Expect to read widely across southern writers from William Faulkner to Ace Atkins, writers well known and just coming onto the scene. This is crime fiction, so also expect the content to be difficult at times. You'll be writing regularly about the crime fiction we will read; your final project will be a public-facing book review of a novel not on the syllabus, so also expect to learn how to write a good, spoiler-free book review.

Book List

Feel free to get these used if you can. I have listed the ISBN of the paperback; that is the edition that I will be using, and to which the syllabus page numbers will track. Alternate editions of all the novels EXCEPT the Faulkner are ok (it'll be a little harder to keep up with the page range for each day's reading is all). Same for Kindle/ebooks: I'm not opposed, except for the whole page range problem. You are welcome to listen to these on audiobook, so long as you also have a written copy (paper or ebook) to consult in class discussions and to cite from in your essays.

 

REQUIRED

  • Atkins, Ace. The Broken Places. 2019. ISBN: 978-0525542278

  • Cosby, S.A. My Darkest Prayer. 2018, reprinted with a new author introduction 2022. ISBN: 978-1250867636

  • Faulkner, William. Light in August: A Norton Critical Edition, ed. Melanie Taylor. 2023 (original publication 1932) ISBN: 978-0393422603. You must get this edition

  • Locke, Attica. The Cutting Season. 2013. ISBN: 978-0061802065

  • MacDonald, John A. The Deep Blue Goodbye. 1964. 2013 edition with the Lee Child introduction.

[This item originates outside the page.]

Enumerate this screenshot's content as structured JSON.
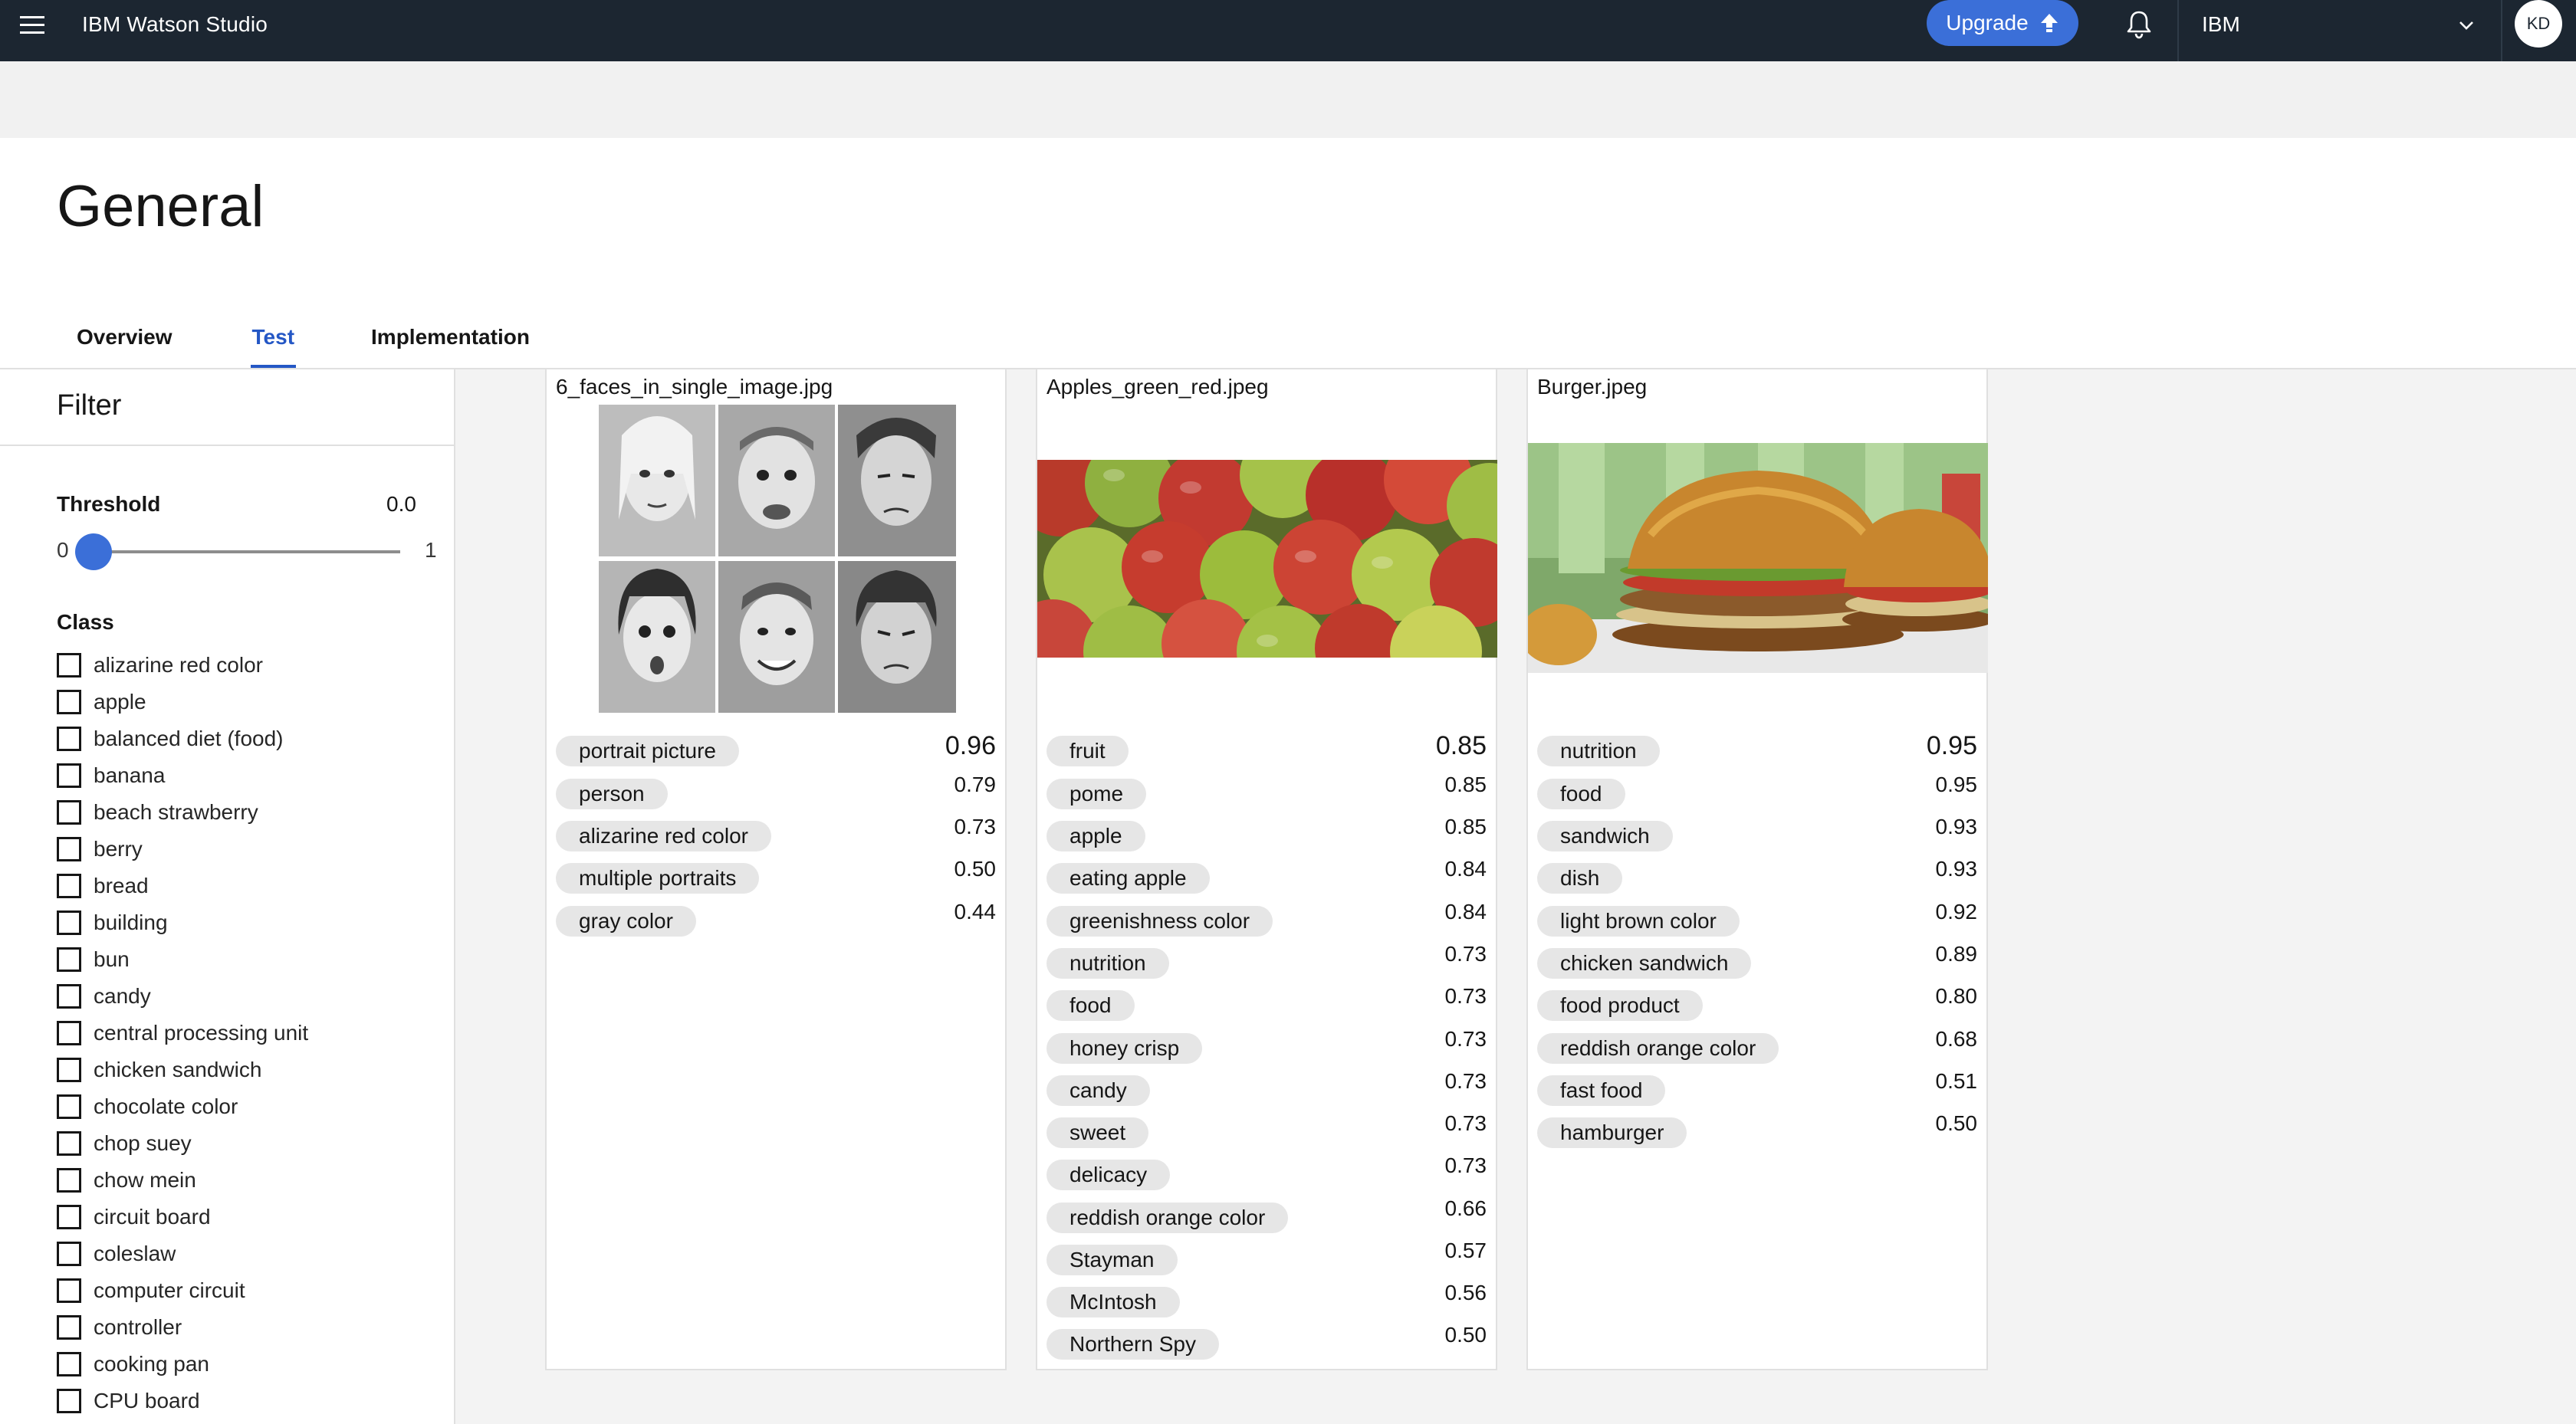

ISBN: 978-0812983920

  • Maren, Mesha. Sugar Run: A Novel. 2019. ISBN: 978-1616209810

 

We will also be reading a lot of short stories online, and you will be expected to pick TWO additional southern crime novels, not on the syllabus, to read for the course (details to follow, and using library books for this assignment is fine.)

 

OPTIONAL

  • Ruppersburg, Hugh. Reading Faulkner: Light in August. 1994. ISBN: 978-0878057320 (you may have to get it used). If you've never read Faulkner before, I recommend this book as a crib for explaining the action and characters of the novel, and relating them to Falkner's other novels.